Pakistan was created on the ideology of giving Muslims a safe space to live without the fear of prosecution, Prime Minister Imran khan won the elections on the promise of delivering a state equivalent to that of the Medina, however, the eleven unburied corpses on the sixth night tell a story of all those deviated trajectories and promises unfulfilled.

Shia-Hazara community, targeted for their religion by sectarian gatherings, have endured numerous such tribulations for more than quite a long while. Each time, there are guarantees that more will be done to ensure them, and each time those guarantees have neglected to appear. Just four days ago, 11 coal miners belonging to the Shia-Hazara community were killed. Their bodies were found in the most barbaric way with silted necks. When the information on the tragedy spread, countless individuals, including women of the deceased, from the Hazara community, rampaged close to Hazara town. They likewise obstructed traffic on the western detour by putting burnt tires and shakes on it. Simultaneously, individuals from the Hazara community working at the coal mine-shafts impeded traffic on the Quetta-Sukkur highway that joins Quetta with Sindh. The dissidents didn’t permit the nearby organization authorities to move bodies to Quetta.

The plight of the Shia Hazara community has been going on for decades. The genocide against Shia-Hazaras began from pre-partition Afghanistan by Abdurrahman khan, Dracula Ameer, did massive killings, after the huge number of killing, slavery, few fled across the border. they, however, could not get emancipation in Pakistan as well.

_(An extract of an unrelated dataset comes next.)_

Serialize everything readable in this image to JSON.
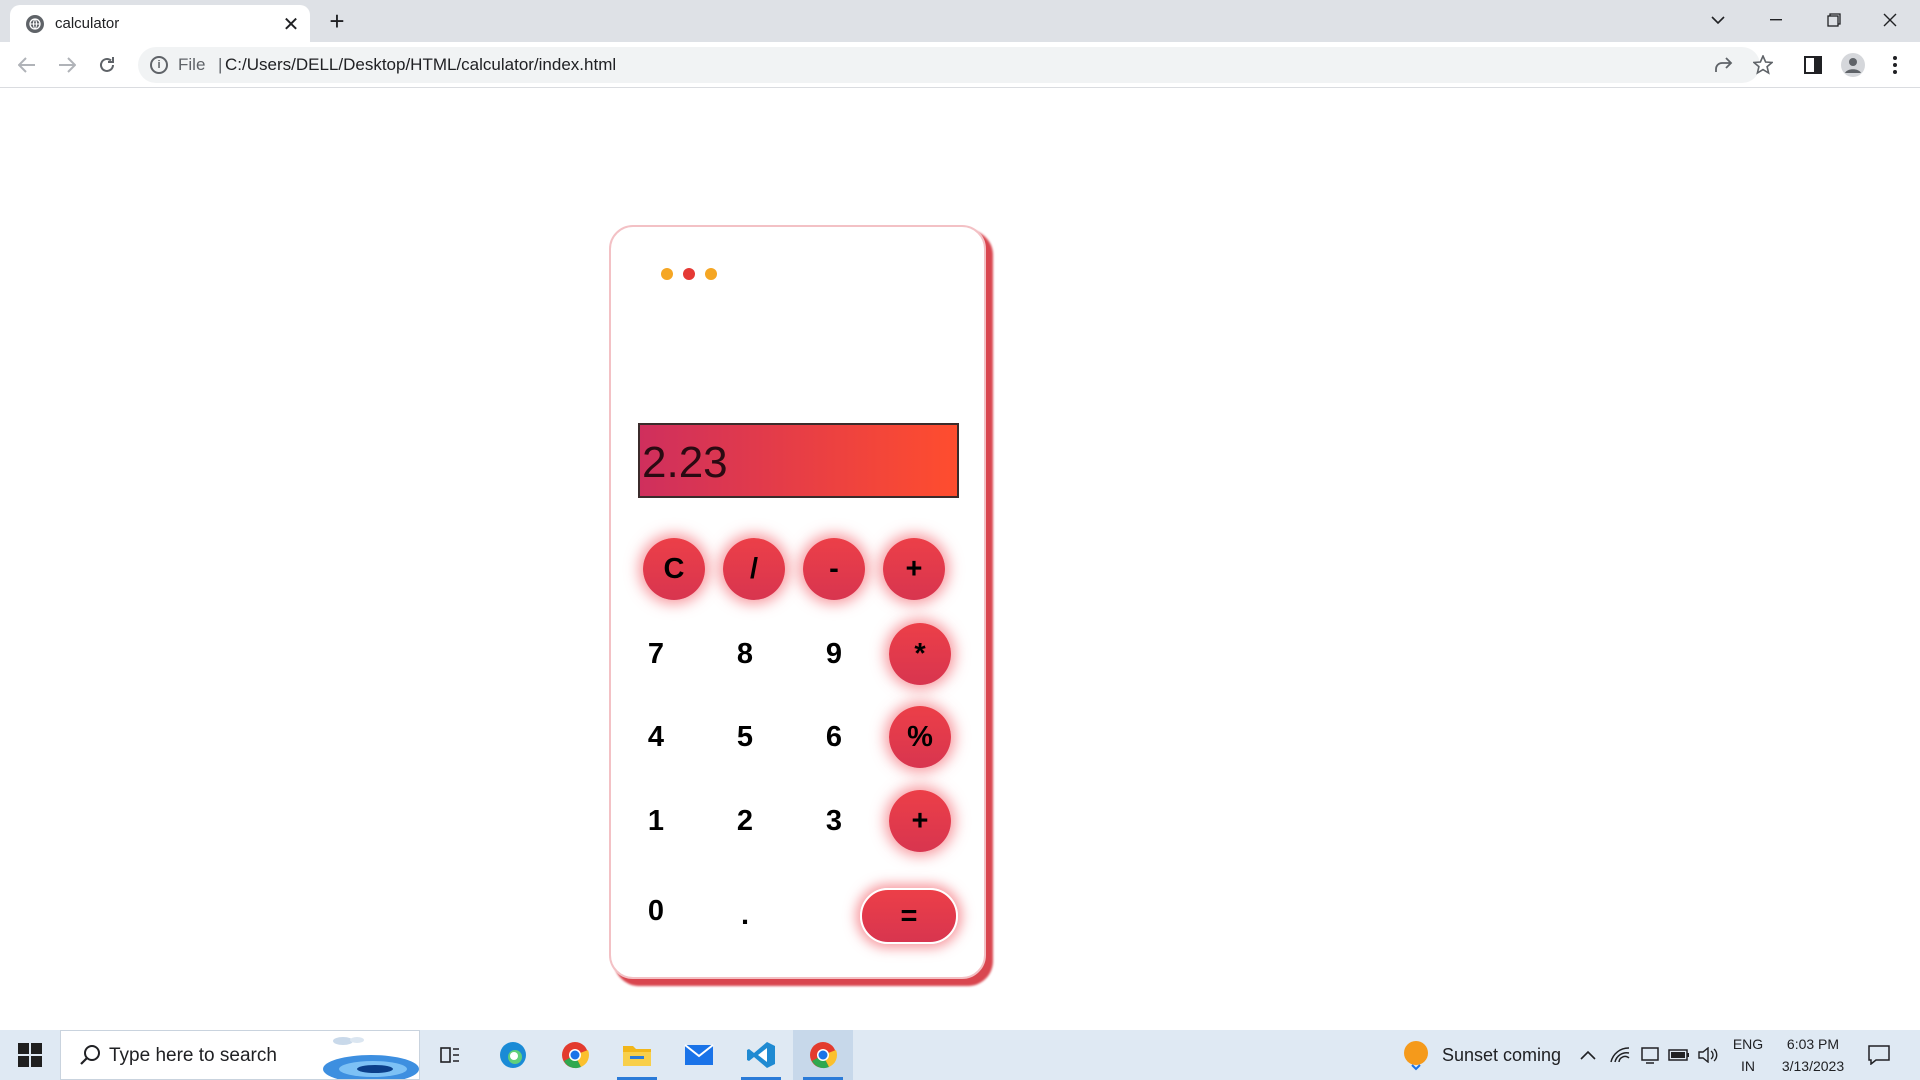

Since the most recent thirty years, sectarianism is harming the state just as the general public of Pakistan. It has become a danger to the security of the nation. The Shia-Hazara people group turned into the most targeted group for sectarian violence in 1953. Sectarian violence was overflowing in Pakistan during the 1980s and mid-1990s. Also, on the decline, the current decade is encountering continuation of sectarian-based violence incidents in different pockets of Pakistan-Karachi, Kurram, Jhang, and Quetta and so on, all have been targeted for sure because of sectarian differences. The current sectarian encounter is partitioning the already divided population of Pakistan with serious repercussions. It tends to be appropriately placed into composing that ordinary citizens of Pakistan are living in dread since most recent sectarian clashes have enhanced death, suicide bombings, and various terrorists’ assaults.

The erasure of identity in the name of unity is what makes us blind to a genocide. To bring a change in system exchanges it is requisite to claw back decades of heated that is entrenched in the hearts of people. Sectarian-specific terrorist attacks can only be eliminated if the Prime Minister puts special influence on decision making at the parliamentary level which will also influence the media reporting of such incidents. Such gruesome and tragic incidents divide the country e independent trenches among the population. The feelings of being the undesirable group who are facing marginalization and discrimination on both accountability and judicial levels create feelings of mistrust for the state. The quintessential case of such disparity and discrimination leads to the creation of anti-state sentiments and behavior motivated by the lack of justice.

The Silence from both the government in opposition parties further escalates the agony of mourners who are sitting in cold temperatures with the unburied bodies of their loved ones. Well, there is nothing that can eradicate the pain that these people are feeling butter holistic nationwide solidarity might compensate for some of the pain that they are enduring. The state must remove any partiality from the legal system and to remove assumptions about the central role of the state in managing terrorism and eradicating such acts of violence against ethnic and sectarian communities of Pakistan.

By Ramsha Qaiser

Author is a graduate from Quaid-e-Azam University with majors in international relations. She loves to sit with a cup of coffee to pen down her thoughts. She is keen towards finding potential solutions to problems that concern the world.